Weichenhan zieht die Beute aus dem Fluss. „Ein Döbel“, stellt er fest. Zum Mitnehmen ist er zu klein. Und so pfriemelt er vorsichtig den Haken aus dem aufgerissenen Fischmaul. Doch der sitzt fest. Es dauert. Und ein bisschen sieht es so aus, als müsste sich der Döbel einer komplizierten Zahnbehandlung unterziehen. Er blutet, als Weichenhan ihn zurück ins Wasser wirft. Danach beißt erst einmal keiner mehr an. „Wäre das ein Barsch gewesen, hätte ich jetzt den ganzen Schwarm wegangeln können“, sagt er, „aber Döbel sind schlau, die haben gleich gemerkt, dass einer in ihrem Schwarm gefehlt hat.“

„Wir müssen immer den Tierschutz beachten“ – darauf lege er Wert.

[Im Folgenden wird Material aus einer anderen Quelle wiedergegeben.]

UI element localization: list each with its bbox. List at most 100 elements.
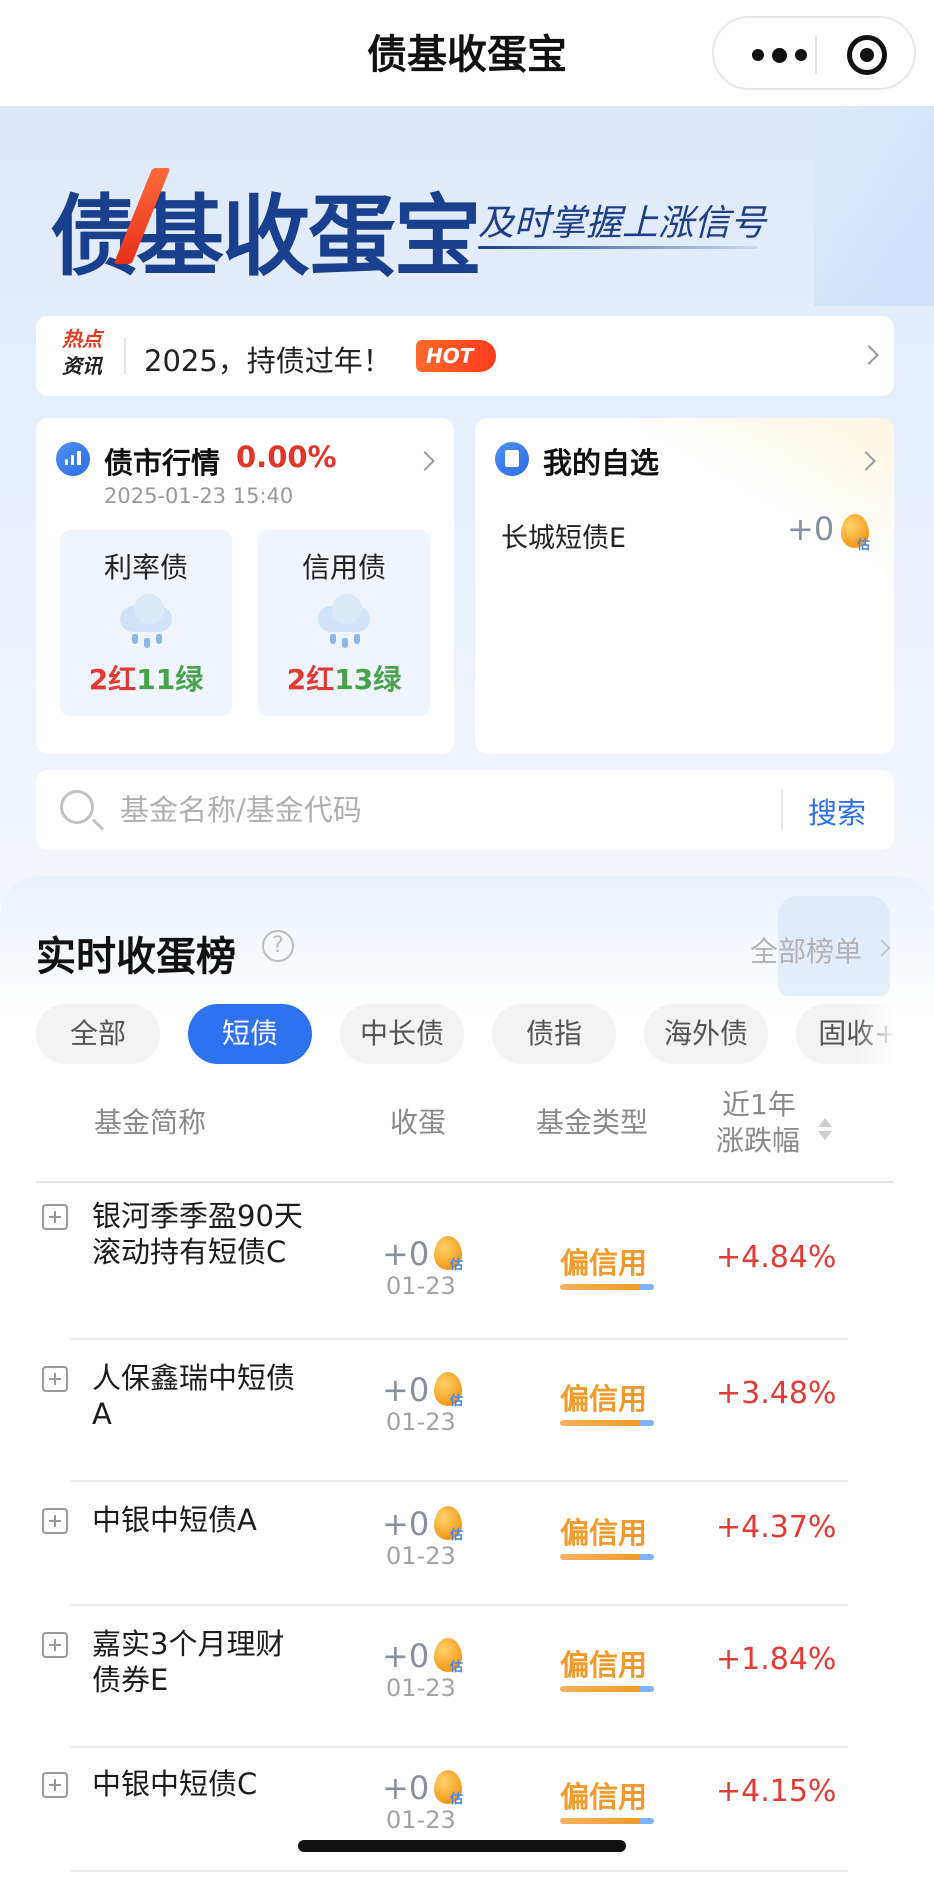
rate-bond-name: 利率债 bbox=[103, 551, 188, 584]
add-watchlist-icon[interactable] bbox=[42, 1204, 68, 1230]
chevron-right-icon[interactable] bbox=[415, 451, 435, 471]
earn-date: 01-23 bbox=[386, 1408, 456, 1436]
estimate-mark: 估 bbox=[450, 1528, 464, 1543]
earn-date: 01-23 bbox=[386, 1542, 456, 1570]
category-tabs: 全部 短债 中长债 债指 海外债 固收+ bbox=[36, 1004, 896, 1068]
change-1y: +3.48% bbox=[716, 1376, 837, 1411]
rate-bond-count: 2红11绿 bbox=[88, 663, 204, 696]
credit-bond-card[interactable]: 信用债 2红13绿 bbox=[258, 530, 430, 716]
fund-type-bar bbox=[560, 1686, 654, 1692]
table-header-divider bbox=[36, 1181, 894, 1183]
fund-name[interactable]: 中银中短债A bbox=[92, 1502, 312, 1538]
search-button[interactable]: 搜索 bbox=[808, 790, 866, 832]
news-tag-line2: 资讯 bbox=[62, 354, 102, 378]
hot-badge: HOT bbox=[416, 340, 496, 372]
watchlist-item-value: +0 bbox=[787, 510, 835, 548]
bond-market-card[interactable]: 债市行情 0.00% 2025-01-23 15:40 利率债 2红11绿 信用… bbox=[36, 418, 454, 754]
fund-type-bar bbox=[560, 1554, 654, 1560]
fund-name[interactable]: 人保鑫瑞中短债A bbox=[92, 1360, 312, 1432]
change-1y: +1.84% bbox=[716, 1642, 837, 1677]
row-divider bbox=[70, 1338, 848, 1340]
rate-bond-card[interactable]: 利率债 2红11绿 bbox=[60, 530, 232, 716]
tab-short-bond[interactable]: 短债 bbox=[188, 1004, 312, 1064]
search-bar: 搜索 bbox=[36, 770, 894, 850]
bond-market-title: 债市行情 bbox=[104, 446, 221, 480]
column-fund-name: 基金简称 bbox=[94, 1106, 207, 1139]
fund-type: 偏信用 bbox=[560, 1780, 648, 1814]
column-1y-change-line2[interactable]: 涨跌幅 bbox=[716, 1124, 800, 1158]
earn-value: +0 bbox=[382, 1235, 430, 1273]
watchlist-title: 我的自选 bbox=[543, 446, 660, 480]
earn-date: 01-23 bbox=[386, 1674, 456, 1702]
rain-cloud-icon bbox=[314, 594, 374, 648]
fund-type: 偏信用 bbox=[560, 1516, 648, 1550]
tab-overseas-bond[interactable]: 海外债 bbox=[644, 1004, 768, 1064]
fund-type-bar bbox=[560, 1284, 654, 1290]
capsule-divider bbox=[815, 36, 817, 74]
tab-bond-index[interactable]: 债指 bbox=[492, 1004, 616, 1064]
credit-bond-count: 2红13绿 bbox=[286, 663, 402, 696]
fund-type-bar bbox=[560, 1420, 654, 1426]
tab-mid-long-bond[interactable]: 中长债 bbox=[340, 1004, 464, 1064]
help-icon[interactable]: ? bbox=[262, 930, 294, 962]
bookmark-icon bbox=[495, 442, 529, 476]
estimate-mark: 估 bbox=[450, 1394, 464, 1409]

Nie dürfe man einen Fisch mit trockenen Händen berühren, das zerstöre dessen Schleimhaut. Zur Laichzeit herrscht Angelverbot. Und hätte Weichenhan den Döbel mit nach Hause nehmen wollen, hätte er ihm erst mit einem Stock auf den Kopf geschlagen. Dann hätte er dem bewusstlosen Fisch das Messer durch Kiemen und Herz gestochen. Das sei die artgerechte Weise, Fische zu töten. Im Fischereibeirat, in dem Weichenhan als Vertreter der Angler die Landesregierung berät, gehe es nicht nur um deren Rechte, sondern auch um den Schutz und den Erhalt der Artenvielfalt der heimischen Fische, erklärt Weichenhan. Darum kümmere sich besonders ein anderes Beiratsmitglied: der Chef des Potsdamer Naturkundemuseums, Detlef Knuth. Knuth ist bei Anglern nicht unbedingt beliebt. Weichenhan komme aber sehr gut mit ihm klar. Er finde es wichtig, wofür sich der Museumschef einsetzt.

Weichenhans Ämter sind Ehrenämter. Angeln ist für ihn Berufung. Und Beruf: Der studierte Betriebswirt ist Versicherungsmakler – hauptsächlich für Fischereibetriebe und Angelvereine. Zurzeit tagten die Kreisvereine, er ist fast jedes Wochenende unterwegs. Wenn er angeln fährt, stellt er sich den Wecker auf vier Uhr. Morgens und abends fängt man die meisten Fische. Jetzt scheint schon die Sonne. Es ist Ende April. „Ich war eben das erste Mal in diesem Jahr angeln“, sagt Weichehan. Ihm fehlt die Zeit dazu. Und alles nur, weil Angeln seine Berufung ist.